Les agriculteurs veulent demander au lieutenant politique de Stephen Harper au Québec de ne pas toucher au système de gestion de l'offre, que le gouvernement fédéral s'était engagé à conserver.

Les manifestants déplorent que le système soit de nouveau remis en question dans le cadre des négociations du Partenariat transpacifique.

Les négociateurs en chef de 12 pays, dont l'Australie, les États-Unis, le Japon et le Mexique, terminent aujourd'hui une nouvelle ronde de négociations. Les ministres du Commerce se réuniront ensuite à Hawaï pour tenter de finaliser l'entente.

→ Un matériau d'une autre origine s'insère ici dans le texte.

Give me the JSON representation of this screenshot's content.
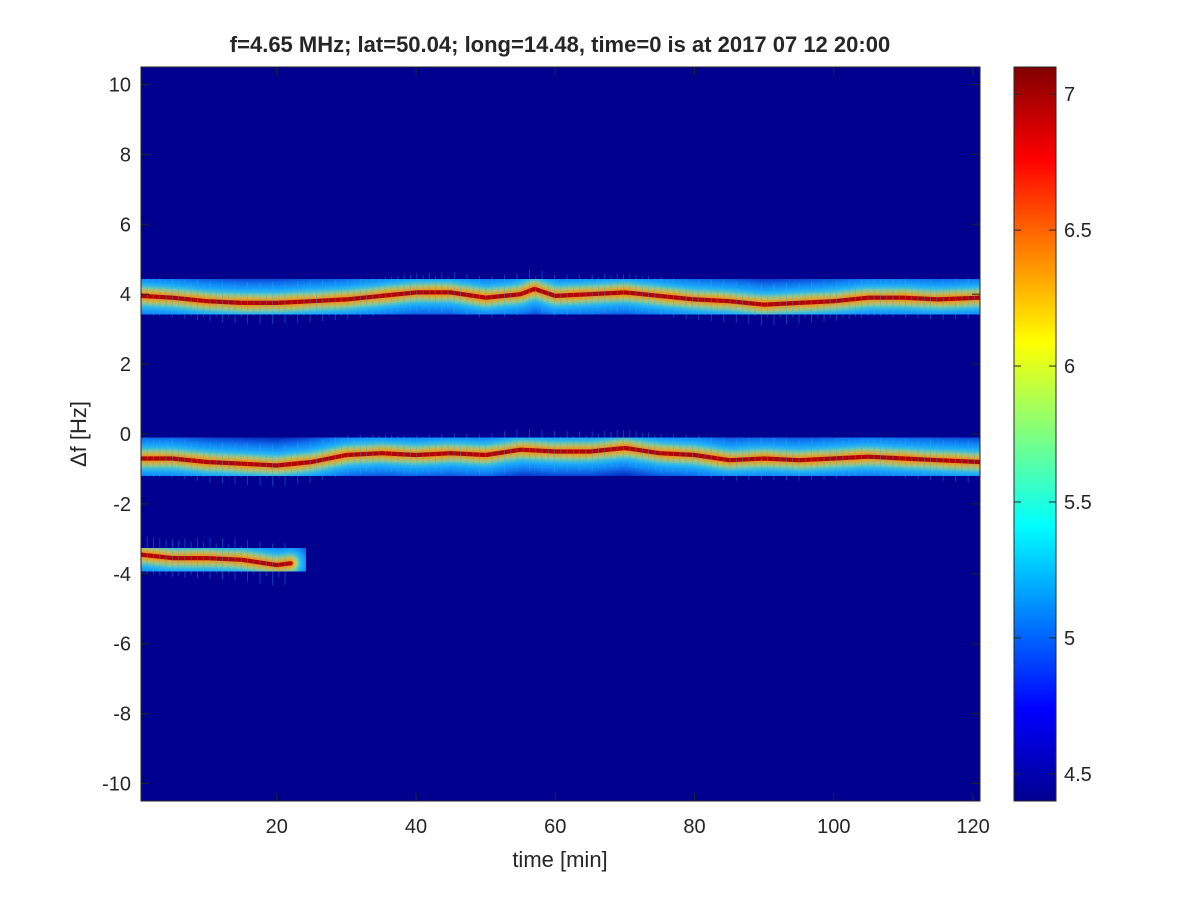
{
  "chart_data": {
    "type": "heatmap",
    "title": "f=4.65 MHz;  lat=50.04; long=14.48, time=0 is at 2017 07 12 20:00",
    "xlabel": "time [min]",
    "ylabel": "Δf [Hz]",
    "xlim": [
      0.5,
      121
    ],
    "ylim": [
      -10.5,
      10.5
    ],
    "x_ticks": [
      "20",
      "40",
      "60",
      "80",
      "100",
      "120"
    ],
    "x_tick_values": [
      20,
      40,
      60,
      80,
      100,
      120
    ],
    "y_ticks": [
      "10",
      "8",
      "6",
      "4",
      "2",
      "0",
      "-2",
      "-4",
      "-6",
      "-8",
      "-10"
    ],
    "y_tick_values": [
      10,
      8,
      6,
      4,
      2,
      0,
      -2,
      -4,
      -6,
      -8,
      -10
    ],
    "colorbar": {
      "colormap": "jet",
      "range": [
        4.4,
        7.1
      ],
      "ticks": [
        "7",
        "6.5",
        "6",
        "5.5",
        "5",
        "4.5"
      ],
      "tick_values": [
        7,
        6.5,
        6,
        5.5,
        5,
        4.5
      ]
    },
    "background_color": "#00008f",
    "grid": false,
    "series": [
      {
        "x": [
          0.5,
          5,
          10,
          15,
          20,
          25,
          30,
          35,
          40,
          45,
          50,
          55,
          57,
          60,
          65,
          70,
          75,
          80,
          85,
          90,
          95,
          100,
          105,
          110,
          115,
          121
        ],
        "y": [
          3.95,
          3.9,
          3.8,
          3.75,
          3.75,
          3.8,
          3.85,
          3.95,
          4.05,
          4.05,
          3.9,
          4.0,
          4.15,
          3.95,
          4.0,
          4.05,
          3.95,
          3.85,
          3.8,
          3.7,
          3.75,
          3.8,
          3.9,
          3.9,
          3.85,
          3.9
        ]
      },
      {
        "x": [
          0.5,
          5,
          10,
          15,
          20,
          25,
          30,
          35,
          40,
          45,
          50,
          55,
          60,
          65,
          70,
          75,
          80,
          85,
          90,
          95,
          100,
          105,
          110,
          115,
          121
        ],
        "y": [
          -0.7,
          -0.7,
          -0.8,
          -0.85,
          -0.9,
          -0.8,
          -0.6,
          -0.55,
          -0.6,
          -0.55,
          -0.6,
          -0.45,
          -0.5,
          -0.5,
          -0.4,
          -0.55,
          -0.6,
          -0.75,
          -0.7,
          -0.75,
          -0.7,
          -0.65,
          -0.7,
          -0.75,
          -0.8
        ]
      },
      {
        "x": [
          0.5,
          5,
          10,
          15,
          20,
          22
        ],
        "y": [
          -3.45,
          -3.55,
          -3.55,
          -3.6,
          -3.75,
          -3.7
        ]
      }
    ]
  }
}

Le président de l'Union des producteurs agricoles (UPA), Marcel Groleau, estime que plusieurs milliers d'emplois seraient perdus si le régime était abandonné. « On peut facilement penser que plus de la moitié de la production agricole soumise à ce régime-là au Canada serait perdue avec les emplois en transformation et autres. Il y a 92 000 emplois au Québec qui dépendent des secteurs de la gestion de l'offre », dit-il.

Denis Lebel s'est adressé aux agriculteurs lors de la manifestation pour leur dire qu'il est avec eux et qu'il entend leur message. Toutefois, il n'a pas été en mesure de leur promettre que le système de gestion de l'offre sera maintenu intégralement.

« Vous voulez entendre le mot intégral, je peux vous dire que mon support va être intégral jusqu'à la fin, a assuré M. Lebel. Le résultat de la négociation, je ne suis pas capable de vous le promettre. Il n'y a pas un parti qui va promettre une chose qu'il n'est pas capable de livrer. Mais soyez certains, certains que votre message va être porté aujourd'hui. »

Déception

Plusieurs agriculteurs, dont le premier vice-président de l'UPA, Pierre Lemieux, sont repartis déçus de la manifestation. « Moi vous ne me ferez pas croire que M. Lebel ne sait rien, dit M. Lemieux. Moi je pense qu'il aurait pu aller un petit peu plus loin. »

Les représentants de l'UPA ont laissé planer la menace d'un vote anti-conservateur lors du scrutin fédéral de cet automne si le gouvernement Harper ouvre encore davantage le marché agricole du Québec aux pays exportateurs de l'Asie.